La tensione intellettuale con cui Nostra signora del teatro teneva agganciati noi, popolo televisivo, ai suoi Uno contro tutti, felice invenzione di Maurizio Costanzo in Parioli, fu ribaltata una sola volta. Da Roberto D'Agostino. Dacché Carmelo Bene aveva ripetuto a più riprese: «Io non esisto», Dagospia, uno dei tutti, azzardò: «Ma se lei non esiste, perché si tinge i capelli?». Ridemmo in tanti, e non solo per aver beccato il potente (di verbo e intelletto) in fallo. Cedendo alla provocazione inattesa, l'artista salentino smise per un istante di considerare se stesso come il solo pubblico accreditato. Con sorriso cortese e pupille tremanti, Bene tradì la consueta distanza con cui firmava le sue rare e popolarissime incursioni televisive, e confermò la regola di non essere «mai in diretta», come scriverà Enrico Ghezzi, «che è il senso più forte di tutto il suo lavoro».
È vero. Grazie al “non stare lì” Bene poteva zittire, senza esporsi allo spernacchio, gli interlocutori di prima fila e di piccionaia, con saporiti lazzi del tipo: «Lei non può parlare di Dio con Dio». O virare lo stupore della platea verso l'altrimenti indicibile «Non voglio essere interrotto da chi mi rompe i coglioni con l'essere e con l'esserci; abbasso l'ontologia, me ne strafotto: parli col Professor Heidegger, non con me!». «Qui c'è troppa puzza di Dio». «Io ignoro. Io sono la mia s'ignora. Sono s'ignorante, sono un Signore». Dalle colline alle periferie, tutti applaudivamo, in un carnevale di concetti che poteva pure fare a meno della comprensione e del titolo di studio. Appunto: c'è qualcosa di più candidamente televisivo se non il godere e basta?
Carmelo Bene amava il piccolo schermo. «Come si può pretendere – disse in un'intervista – che il pubblico conosca gli infiniti vantaggi che il mezzo televisivo offre dal punto di vista tecnico, se nessuno glielo ha mai insegnato? È un errore madornale pensare che gli spettatori non vogliano imparare. Continuano a propinargli gli stessi “scemeggiati”, lavorando troppo sui campi medi. E lavorare su campo medio è lavorare sulla mediocrità».
Aveva cara così tanto la televisione, il congegno popolare, da considerarla, nel suo schifo, la “Casa dell'Essere”, come scrissero Jean Baudrillard e Giorgio Agamben in un saggio corposo, In ascolto dell'inaudito, pubblicato da Luigi Berlusconi editore, e contenuto in una prestigiosa strenna natalizia che Mediaset dedicò alle apparizioni dell'attore sulle reti aziendali.

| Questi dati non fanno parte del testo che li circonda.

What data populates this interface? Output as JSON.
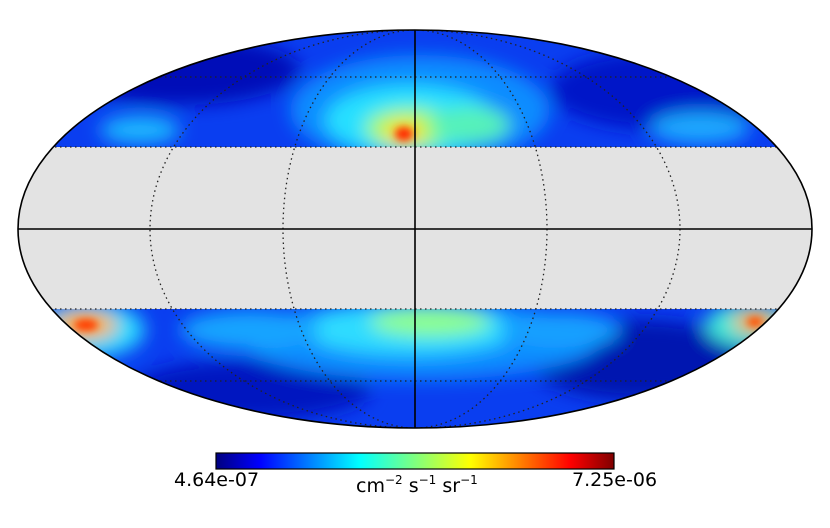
{
  "map": {
    "projection": "mollweide",
    "masked_band": "galactic-plane",
    "mask_color": "#e3e3e3",
    "graticule": "dotted",
    "colormap": "jet"
  },
  "colorbar": {
    "min_label": "4.64e-07",
    "max_label": "7.25e-06",
    "units": {
      "cm": "cm",
      "cm_exp": "−2",
      "s": "s",
      "s_exp": "−1",
      "sr": "sr",
      "sr_exp": "−1"
    },
    "colors": [
      "#00007f",
      "#0000ff",
      "#007fff",
      "#00ffff",
      "#7fff7f",
      "#ffff00",
      "#ff7f00",
      "#ff0000",
      "#7f0000"
    ]
  }
}
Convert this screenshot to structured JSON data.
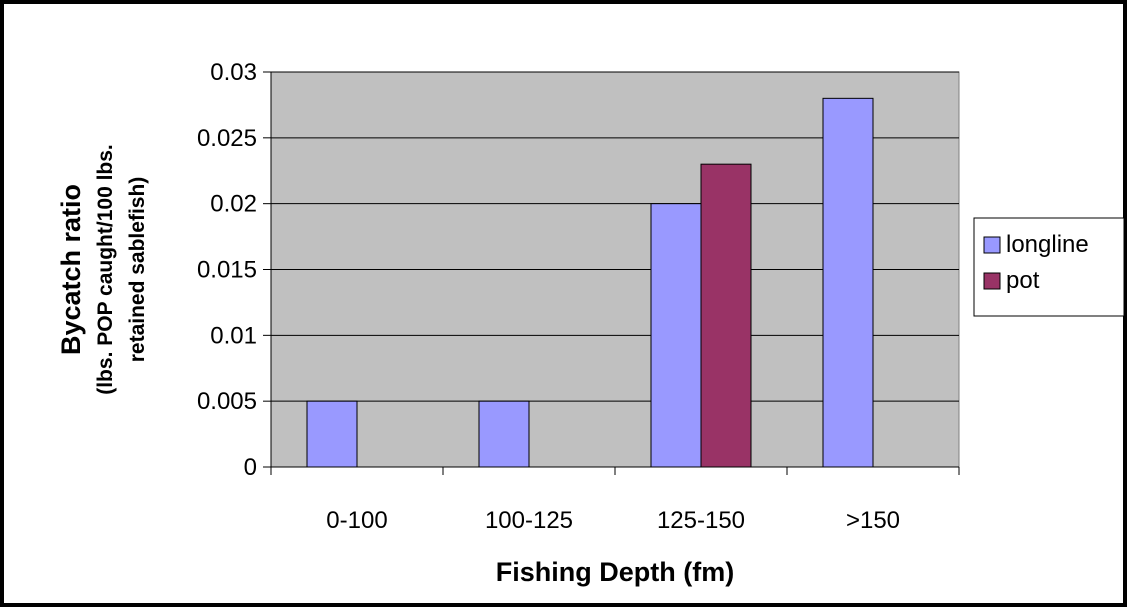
{
  "chart_data": {
    "type": "bar",
    "categories": [
      "0-100",
      "100-125",
      "125-150",
      ">150"
    ],
    "series": [
      {
        "name": "longline",
        "values": [
          0.005,
          0.005,
          0.02,
          0.028
        ],
        "color": "#9999ff"
      },
      {
        "name": "pot",
        "values": [
          null,
          null,
          0.023,
          null
        ],
        "color": "#993366"
      }
    ],
    "y_ticks": [
      "0",
      "0.005",
      "0.01",
      "0.015",
      "0.02",
      "0.025",
      "0.03"
    ],
    "ylim": [
      0,
      0.03
    ],
    "xlabel": "Fishing Depth (fm)",
    "ylabel": "Bycatch ratio",
    "ylabel_sub_1": "(lbs. POP caught/100 lbs.",
    "ylabel_sub_2": "retained sablefish)",
    "plot_background": "#c0c0c0",
    "grid": true,
    "legend_position": "right"
  }
}
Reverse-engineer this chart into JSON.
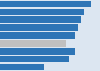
{
  "values": [
    29,
    27,
    26,
    25,
    24,
    21,
    24,
    22,
    14
  ],
  "bar_colors": [
    "#2e75b6",
    "#2e75b6",
    "#2e75b6",
    "#2e75b6",
    "#2e75b6",
    "#c0c0c0",
    "#2e75b6",
    "#2e75b6",
    "#2e75b6"
  ],
  "background_color": "#dce6f1",
  "xlim": [
    0,
    32
  ],
  "bar_height": 0.82
}
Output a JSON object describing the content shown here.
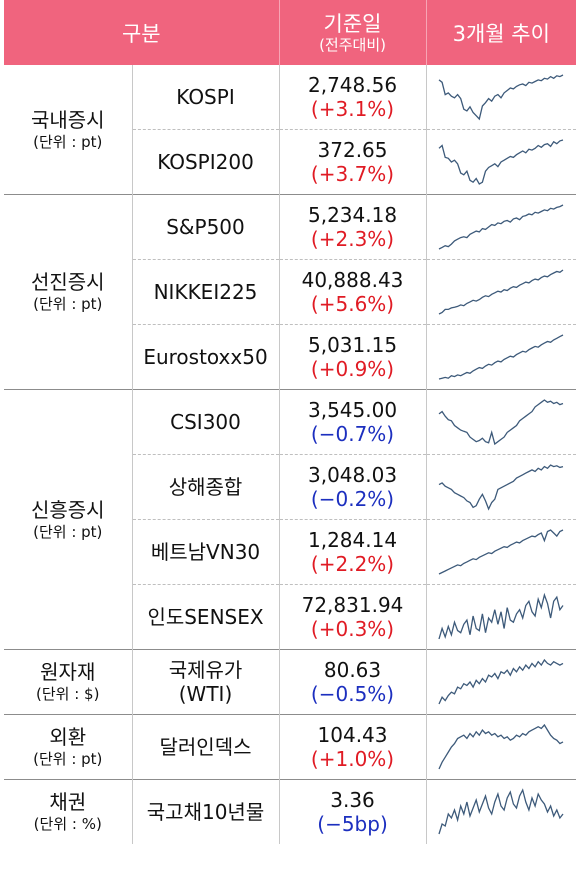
{
  "header": {
    "col1": "구분",
    "col2_top": "기준일",
    "col2_sub": "(전주대비)",
    "col3": "3개월 추이"
  },
  "groups": [
    {
      "label": "국내증시",
      "unit": "(단위 : pt)",
      "rows": [
        {
          "name": "KOSPI",
          "value": "2,748.56",
          "change": "(+3.1%)",
          "dir": "up",
          "trend": [
            58,
            55,
            40,
            42,
            38,
            36,
            40,
            35,
            22,
            20,
            25,
            18,
            14,
            10,
            26,
            30,
            35,
            32,
            38,
            40,
            36,
            42,
            45,
            48,
            47,
            50,
            52,
            53,
            51,
            55,
            54,
            56,
            58,
            57,
            60,
            59,
            62,
            60,
            63,
            62,
            64
          ]
        },
        {
          "name": "KOSPI200",
          "value": "372.65",
          "change": "(+3.7%)",
          "dir": "up",
          "trend": [
            55,
            58,
            45,
            44,
            40,
            42,
            38,
            28,
            26,
            30,
            20,
            18,
            22,
            16,
            18,
            30,
            34,
            36,
            38,
            35,
            40,
            42,
            44,
            46,
            45,
            48,
            50,
            52,
            50,
            54,
            53,
            55,
            58,
            56,
            59,
            60,
            57,
            62,
            60,
            63,
            64
          ]
        }
      ]
    },
    {
      "label": "선진증시",
      "unit": "(단위 : pt)",
      "rows": [
        {
          "name": "S&P500",
          "value": "5,234.18",
          "change": "(+2.3%)",
          "dir": "up",
          "trend": [
            10,
            12,
            14,
            13,
            16,
            20,
            22,
            24,
            25,
            24,
            28,
            30,
            32,
            31,
            35,
            34,
            37,
            40,
            39,
            42,
            41,
            44,
            45,
            43,
            47,
            48,
            46,
            50,
            51,
            53,
            52,
            55,
            54,
            56,
            58,
            57,
            60,
            59,
            61,
            62,
            64
          ]
        },
        {
          "name": "NIKKEI225",
          "value": "40,888.43",
          "change": "(+5.6%)",
          "dir": "up",
          "trend": [
            6,
            8,
            12,
            12,
            14,
            15,
            16,
            18,
            17,
            20,
            22,
            24,
            23,
            25,
            28,
            30,
            29,
            32,
            34,
            36,
            35,
            38,
            37,
            40,
            42,
            41,
            44,
            46,
            48,
            47,
            50,
            52,
            51,
            54,
            56,
            55,
            58,
            60,
            62,
            61,
            64
          ]
        },
        {
          "name": "Eurostoxx50",
          "value": "5,031.15",
          "change": "(+0.9%)",
          "dir": "up",
          "trend": [
            8,
            9,
            10,
            9,
            12,
            11,
            13,
            12,
            14,
            16,
            15,
            18,
            20,
            22,
            21,
            24,
            26,
            25,
            28,
            30,
            29,
            32,
            34,
            36,
            35,
            38,
            40,
            42,
            41,
            44,
            46,
            48,
            47,
            50,
            52,
            54,
            53,
            56,
            58,
            60,
            62
          ]
        }
      ]
    },
    {
      "label": "신흥증시",
      "unit": "(단위 : pt)",
      "rows": [
        {
          "name": "CSI300",
          "value": "3,545.00",
          "change": "(−0.7%)",
          "dir": "down",
          "trend": [
            50,
            52,
            48,
            45,
            44,
            40,
            38,
            36,
            35,
            34,
            30,
            28,
            26,
            27,
            29,
            26,
            25,
            34,
            24,
            26,
            28,
            30,
            34,
            36,
            38,
            40,
            44,
            46,
            48,
            50,
            52,
            56,
            58,
            60,
            62,
            60,
            61,
            59,
            60,
            58,
            59
          ]
        },
        {
          "name": "상해종합",
          "value": "3,048.03",
          "change": "(−0.2%)",
          "dir": "down",
          "trend": [
            40,
            42,
            38,
            36,
            34,
            30,
            28,
            26,
            24,
            20,
            18,
            12,
            14,
            22,
            28,
            20,
            10,
            18,
            22,
            34,
            36,
            38,
            40,
            42,
            44,
            48,
            50,
            52,
            54,
            56,
            58,
            56,
            60,
            58,
            62,
            60,
            64,
            62,
            63,
            61,
            62
          ]
        },
        {
          "name": "베트남VN30",
          "value": "1,284.14",
          "change": "(+2.2%)",
          "dir": "up",
          "trend": [
            6,
            8,
            10,
            12,
            14,
            16,
            18,
            17,
            20,
            22,
            24,
            26,
            25,
            28,
            30,
            32,
            34,
            33,
            36,
            38,
            40,
            42,
            41,
            44,
            46,
            48,
            47,
            50,
            52,
            54,
            56,
            55,
            58,
            60,
            50,
            62,
            64,
            60,
            56,
            62,
            64
          ]
        },
        {
          "name": "인도SENSEX",
          "value": "72,831.94",
          "change": "(+0.3%)",
          "dir": "up",
          "trend": [
            20,
            30,
            22,
            32,
            24,
            36,
            28,
            26,
            34,
            38,
            24,
            42,
            30,
            28,
            44,
            26,
            40,
            36,
            48,
            34,
            46,
            30,
            50,
            38,
            36,
            44,
            48,
            40,
            52,
            56,
            46,
            42,
            58,
            50,
            62,
            54,
            40,
            56,
            60,
            48,
            52
          ]
        }
      ]
    },
    {
      "label": "원자재",
      "unit": "(단위 : $)",
      "rows": [
        {
          "name": "국제유가",
          "name2": "(WTI)",
          "value": "80.63",
          "change": "(−0.5%)",
          "dir": "down",
          "trend": [
            10,
            18,
            14,
            20,
            24,
            22,
            30,
            28,
            34,
            32,
            36,
            30,
            38,
            34,
            40,
            36,
            44,
            42,
            46,
            40,
            48,
            46,
            50,
            44,
            52,
            48,
            54,
            50,
            56,
            52,
            58,
            54,
            60,
            56,
            62,
            58,
            56,
            60,
            58,
            56,
            58
          ]
        }
      ]
    },
    {
      "label": "외환",
      "unit": "(단위 : pt)",
      "rows": [
        {
          "name": "달러인덱스",
          "value": "104.43",
          "change": "(+1.0%)",
          "dir": "up",
          "trend": [
            10,
            18,
            24,
            30,
            36,
            40,
            46,
            48,
            50,
            46,
            52,
            48,
            54,
            50,
            56,
            52,
            54,
            50,
            52,
            48,
            50,
            46,
            48,
            44,
            46,
            50,
            48,
            52,
            50,
            54,
            56,
            58,
            60,
            58,
            62,
            56,
            50,
            46,
            44,
            40,
            42
          ]
        }
      ]
    },
    {
      "label": "채권",
      "unit": "(단위 : %)",
      "rows": [
        {
          "name": "국고채10년물",
          "value": "3.36",
          "change": "(−5bp)",
          "dir": "down",
          "trend": [
            20,
            30,
            28,
            40,
            36,
            44,
            34,
            48,
            40,
            52,
            38,
            46,
            54,
            42,
            50,
            58,
            46,
            40,
            52,
            60,
            48,
            44,
            56,
            62,
            50,
            46,
            58,
            64,
            52,
            44,
            56,
            48,
            60,
            54,
            50,
            42,
            48,
            38,
            44,
            36,
            40
          ]
        }
      ]
    }
  ],
  "colors": {
    "header_bg": "#f0647e",
    "up": "#e01b24",
    "down": "#1c2fbf",
    "spark": "#3d5a7a"
  }
}
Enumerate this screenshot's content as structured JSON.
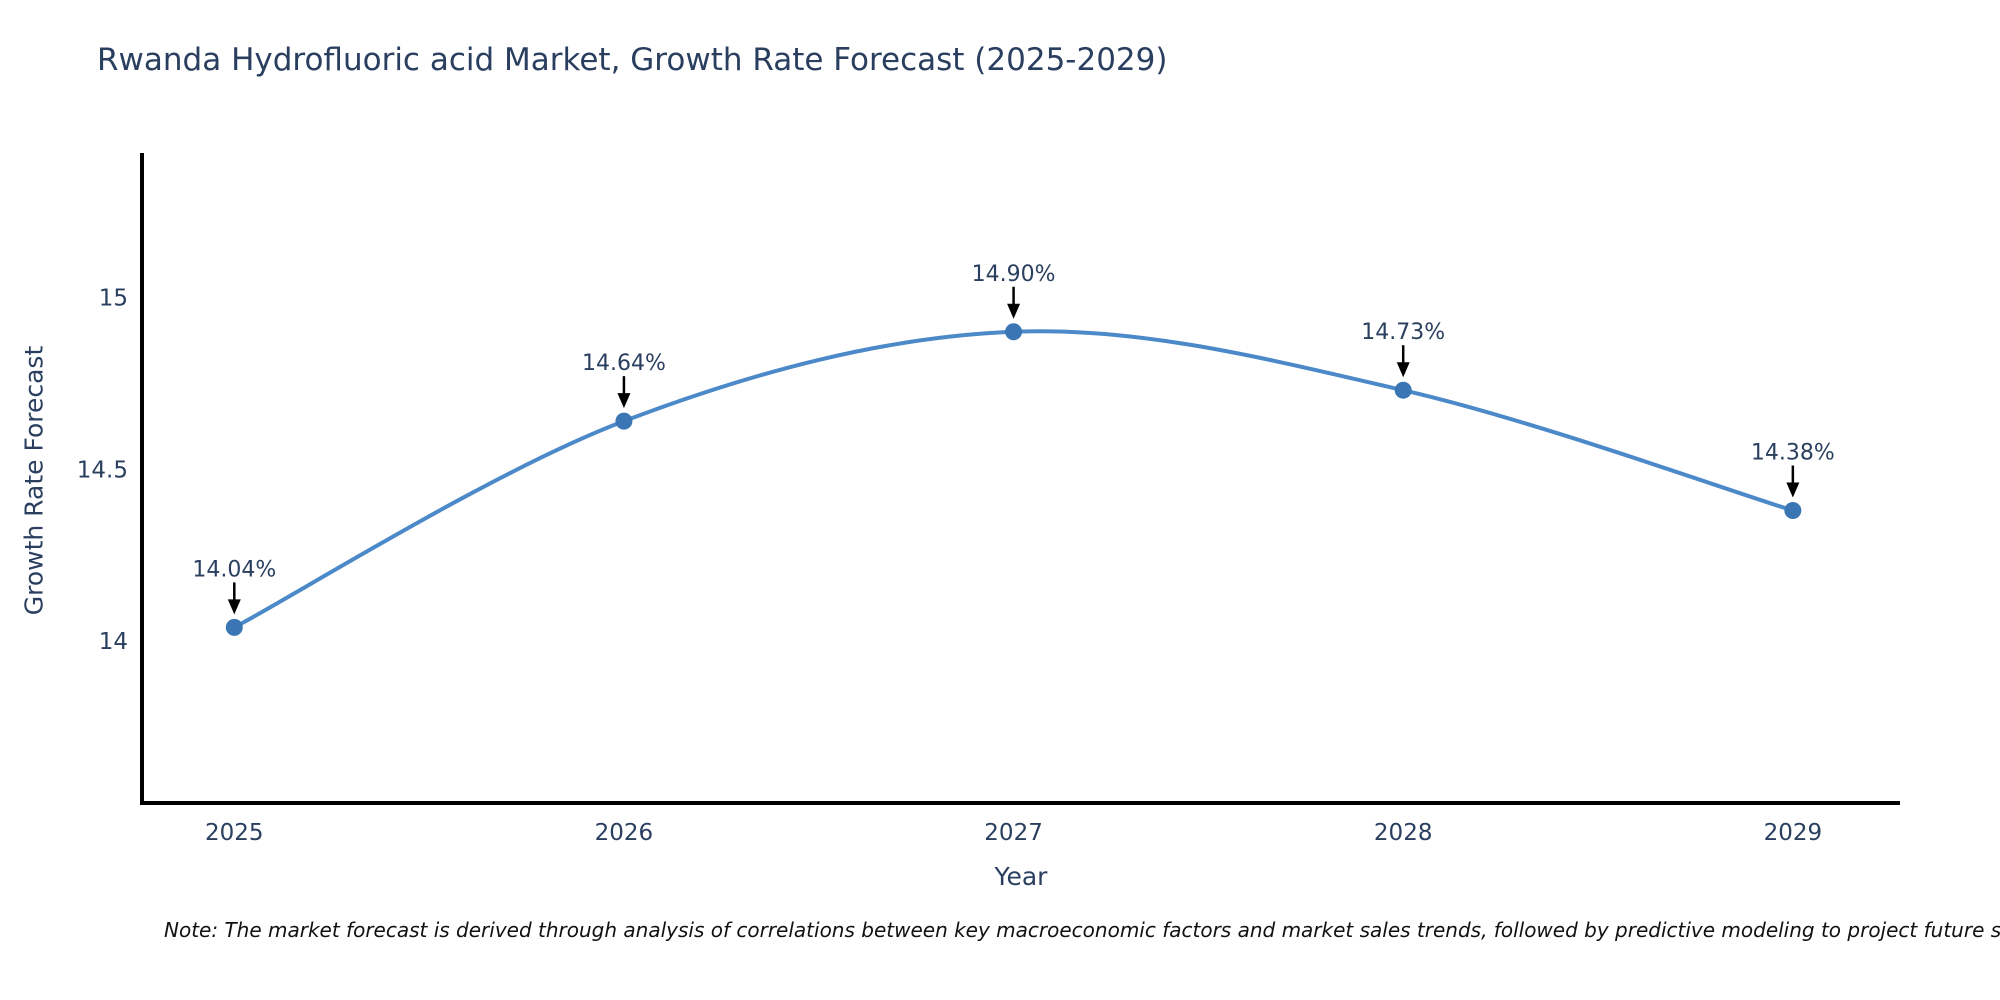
{
  "title": {
    "text": "Rwanda Hydrofluoric acid Market, Growth Rate Forecast (2025-2029)",
    "color": "#2a3f5f"
  },
  "chart_data": {
    "type": "line",
    "line_shape": "spline",
    "x": [
      2025,
      2026,
      2027,
      2028,
      2029
    ],
    "xtick_labels": [
      "2025",
      "2026",
      "2027",
      "2028",
      "2029"
    ],
    "series": [
      {
        "name": "Growth Rate Forecast",
        "values": [
          14.04,
          14.64,
          14.9,
          14.73,
          14.38
        ]
      }
    ],
    "point_labels": [
      "14.04%",
      "14.64%",
      "14.90%",
      "14.73%",
      "14.38%"
    ],
    "title": "Rwanda Hydrofluoric acid Market, Growth Rate Forecast (2025-2029)",
    "xlabel": "Year",
    "ylabel": "Growth Rate Forecast",
    "yticks": [
      14,
      14.5,
      15
    ],
    "ytick_labels": [
      "14",
      "14.5",
      "15"
    ],
    "ylim": [
      13.535,
      15.42
    ],
    "xlim": [
      2024.758,
      2029.275
    ],
    "grid": false,
    "legend": "none",
    "line_color": "#4b89c8",
    "marker_color": "#3a76b4",
    "axis_color": "#000000",
    "tick_color": "#2a3f5f",
    "annotation_color": "#2a3f5f",
    "annotation_arrow_color": "#000000"
  },
  "note": {
    "text": "Note: The market forecast is derived through analysis of correlations between key macroeconomic factors and market sales trends, followed by predictive modeling to project future sal"
  }
}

Bene non amava i critici. «Non sopporto – disse in una delle memorabili partecipazioni a Mixer Cultura (1988), di fronte a un basito Arnaldo Bagnasco – il ruolo dei critici. È un mestiere veramente umiliante. Il critico, diceva Léon Bloy, è “colui che ostinatamente cerca un letto in un domicilio altrui”. Ecco, c'è questo dissesto. Io sento il loro disagio. I critici non devono occuparsi del mio teatro, della situazione di scena, già così difficile, dove da capire non c'è nulla, grazie a Dio. Ecco. Per depensare bisogna aver pensato».
La guerra, che Costanzo seppe capitalizzare al meglio nel suo Show, era proprio nel corpo a corpo tra la destrutturazione continua di Bene e la prosaicità fessa e sorniona dei critici intervenuti. Che ci provavano, certo, a chiudere il pugliese nell’angolo, ma pur sempre si chiedevano chi mai avesse osato prima di Bene, durante una trasmissione commerciale, a comporre discorsi così densi e articolati sulla filosofia, la morale, il gusto, la contemporaneità? Chi mai, in televisione, citerà ancora brani tratti dalle opere di Aristotele, Nietzsche, Deleuze, Derrida, Lacan, Foucault senza scorciatoie e ammiccamenti? C'era in lui un rispetto e un amore tragico per il pubblico, anche per il più distratto e meno predisposto. Ne condannava la mediocrità, ne denunciava il deserto, «voi gentaglia», diceva, ma intanto gli parlava senza sosta, lo incalzava, lo consigliava, senza pose intellettualistiche e senza pretenderne applausi, per tornare poi a biasimarne il vuoto conformismo. Con Carmelo Bene noi spettatori abbiamo sentito la scatola che ci racchiude, e percepito la possibilità di un'intelligenza lontanissima. Non cogliendola meritammo il suo saluto, nel 1994, tra le pareti di Canale 5: «È con infinita agape, molto più che schopenhaueriana, che ho compreso, senza per questo immedesimarmi, di essere di fronte a una platea di morti».